Лаврик справился, и мусульмане, с опаской поглядывая на стены, вытаскивали тела товарищей, пока остальные воины в лагере копали могилы. Правоверный должен быть похоронен до заката. Ведь так повелел Пророк, да благословит его Аллах и приветствует. Гул из лагеря арабов, где молились по погибшим, напоминал шум моря. Он был какой-то умиротворяющий и спокойный. В нем не было зла. Просто пожелание доброго пути тем, кто погиб за истинную веру.
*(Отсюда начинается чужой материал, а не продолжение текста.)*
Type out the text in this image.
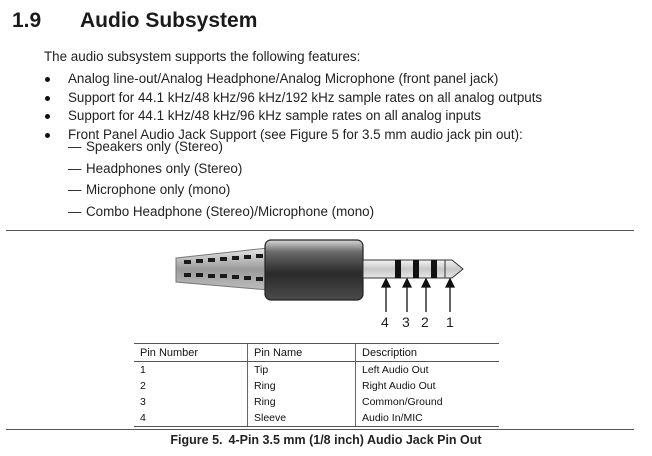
1.9 Audio Subsystem
The audio subsystem supports the following features:
Analog line-out/Analog Headphone/Analog Microphone (front panel jack)
Support for 44.1 kHz/48 kHz/96 kHz/192 kHz sample rates on all analog outputs
Support for 44.1 kHz/48 kHz/96 kHz sample rates on all analog inputs
Front Panel Audio Jack Support (see Figure 5 for 3.5 mm audio jack pin out):
— Speakers only (Stereo)
— Headphones only (Stereo)
— Microphone only (mono)
— Combo Headphone (Stereo)/Microphone (mono)
4 3 2 1
Pin Number	Pin Name	Description
1	Tip	Left Audio Out
2	Ring	Right Audio Out
3	Ring	Common/Ground
4	Sleeve	Audio In/MIC
Figure 5. 4-Pin 3.5 mm (1/8 inch) Audio Jack Pin Out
А еще в нем не было страха, была лишь спокойная уверенность в своих силах и сожаление о неудаче. Это чувствовал каждый, кто слышал этот гул. Он пробирал до самых костей.
Утром трибуна разбудил гонец от дежурного сотника. Виго так и заснул прямо за столом, не сняв доспеха, и с краюхой хлеба в руке. Немыслимое напряжение последних недель выплеснулось на него как-то вдруг, придавив его несколькими часами сна. Сна тяжелого, словно камень, без единого сновидения. Он словно провалился в какую-то беспросветную мглу. От той краюхи он даже откусить не успел.
— Уходят! — радостно ощерился воин, толкая в плечо заснувшее за столом начальство. — Арабы уходят, пан трибун! Совсем уходят!
Виго встал и потянулся до хруста, разгоняя кровь по одеревеневшему телу. Снять бы надоевший доспех, да некогда. Он потом его снимет, когда время будет, а пока у него дел невпроворот. Виго поднялся на стену, торопливо жуя, и всмотрелся в горизонт, где виднелись отряды мусульман на конях и верблюдах. Арабы сворачивали шатры и поили своих животных. Они грузили немудреные пожитки и уезжали прочь: род за родом, племя за племенем. В их действиях не было паники и крикливой суеты, приличествующей побежденным. Напротив, воины были деловиты и собраны. А что это значит? Это значит, что посыльный радовался рано. Арабы даже не думали возвращаться домой. Они уходили на запад, в сторону городов Дельты, оставив у себя в тылу мощную крепость. И это было против всех правил, по которым ведется война.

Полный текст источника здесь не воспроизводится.